EU foreign policy chief Javier Solana was to hold talks on the package with Iran’s top nuclear negotiator Saeed Jalili in Geneva yesterday, in a meeting that for the first time will also be attended by a US envoy.
Iran’s press yesterday hailed the presence of a US diplomat at the talks, calling on Tehran’s arch foe to recognize its atomic rights.
In a major shift by Washington, US Under-secretary of State William Burns was to attend yesterday’s talks.
GLEEFUL HARDLINERS
Hardline newspapers such as Jomhouri Eslami and Kayhan, the voices of Iran’s clerical establishment, expressed glee over the US presence at the talks and interpreted it as a sign of US weakness.
“Burns’ presence at the Geneva talks emanates from the needs of the foreign policy of the United States and also shows the existence of differences among the world powers,” said Kayhan, whose editor-in-chief is appointed by the supreme leader.
For Jomhouri Eslami, the shift showed that the US “is no longer a superpower and its power is fading.
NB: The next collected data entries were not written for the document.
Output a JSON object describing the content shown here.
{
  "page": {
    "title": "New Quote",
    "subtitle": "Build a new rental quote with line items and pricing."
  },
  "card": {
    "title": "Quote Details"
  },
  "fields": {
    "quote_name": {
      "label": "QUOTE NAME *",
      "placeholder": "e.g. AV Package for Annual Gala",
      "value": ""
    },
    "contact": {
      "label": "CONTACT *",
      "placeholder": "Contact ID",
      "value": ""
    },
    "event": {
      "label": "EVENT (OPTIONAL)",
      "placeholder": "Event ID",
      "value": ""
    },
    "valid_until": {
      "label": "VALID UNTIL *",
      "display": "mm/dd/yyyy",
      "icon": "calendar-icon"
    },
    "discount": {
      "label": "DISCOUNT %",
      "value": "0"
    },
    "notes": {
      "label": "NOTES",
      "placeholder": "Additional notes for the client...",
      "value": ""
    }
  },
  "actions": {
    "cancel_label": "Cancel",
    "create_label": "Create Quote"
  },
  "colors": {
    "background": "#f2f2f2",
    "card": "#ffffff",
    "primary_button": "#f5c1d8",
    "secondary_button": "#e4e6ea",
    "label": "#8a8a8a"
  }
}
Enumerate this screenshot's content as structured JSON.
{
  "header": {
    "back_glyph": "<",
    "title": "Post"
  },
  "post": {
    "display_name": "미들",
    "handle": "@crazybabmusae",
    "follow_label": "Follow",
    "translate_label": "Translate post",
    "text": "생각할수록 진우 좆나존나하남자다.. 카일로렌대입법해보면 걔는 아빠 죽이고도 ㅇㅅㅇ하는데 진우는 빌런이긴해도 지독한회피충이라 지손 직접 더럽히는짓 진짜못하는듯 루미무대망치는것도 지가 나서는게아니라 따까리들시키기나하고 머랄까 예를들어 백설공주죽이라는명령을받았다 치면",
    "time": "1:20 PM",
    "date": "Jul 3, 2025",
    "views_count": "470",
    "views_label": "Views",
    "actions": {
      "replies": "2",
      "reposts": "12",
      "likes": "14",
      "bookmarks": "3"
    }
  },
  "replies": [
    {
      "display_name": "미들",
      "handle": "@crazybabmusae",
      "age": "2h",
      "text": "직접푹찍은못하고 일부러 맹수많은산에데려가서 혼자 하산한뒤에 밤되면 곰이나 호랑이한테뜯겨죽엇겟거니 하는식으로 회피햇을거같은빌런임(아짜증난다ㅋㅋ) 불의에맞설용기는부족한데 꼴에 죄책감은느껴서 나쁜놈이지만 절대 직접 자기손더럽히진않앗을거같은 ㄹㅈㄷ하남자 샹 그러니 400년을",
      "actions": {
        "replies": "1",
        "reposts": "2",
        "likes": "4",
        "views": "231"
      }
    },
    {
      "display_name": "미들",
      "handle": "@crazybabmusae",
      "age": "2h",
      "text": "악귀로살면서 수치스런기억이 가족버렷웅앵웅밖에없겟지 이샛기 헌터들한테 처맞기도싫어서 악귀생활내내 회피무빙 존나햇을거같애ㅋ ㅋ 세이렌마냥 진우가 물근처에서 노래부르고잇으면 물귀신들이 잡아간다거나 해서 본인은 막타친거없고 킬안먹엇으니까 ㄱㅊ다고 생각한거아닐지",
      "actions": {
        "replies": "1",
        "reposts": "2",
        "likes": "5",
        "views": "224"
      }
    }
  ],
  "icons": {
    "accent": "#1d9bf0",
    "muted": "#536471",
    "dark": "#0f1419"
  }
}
Their weakness showed from the beginning of the Islamic Revolution and this has intensified.”
DIPLOMATIC PRESENCE
Meanwhile, Iran’s foreign minister said on Friday that his country was open to discussing the establishment by the US of its first diplomatic presence in Tehran since relations were severed nearly three decades ago.
Iranian Foreign Minister Manouchehr Mottaki welcomed as a “positive step” the administration’s decision to send a senior US official to participate in international talks with Iran this weekend, and said he expected the talks to make progress.
Speaking in Ankara, Turkey, Mottaki said there had been increased demand from Iranians and Americans for better bilateral social and business relations.
Although there has been no official confirmation, European and US officials have said the US was considering establishing a diplomatic presence in Iran for the first time since relations were ended during the 444-day occupation of the US embassy in Tehran, which started on Nov. 4, 1979.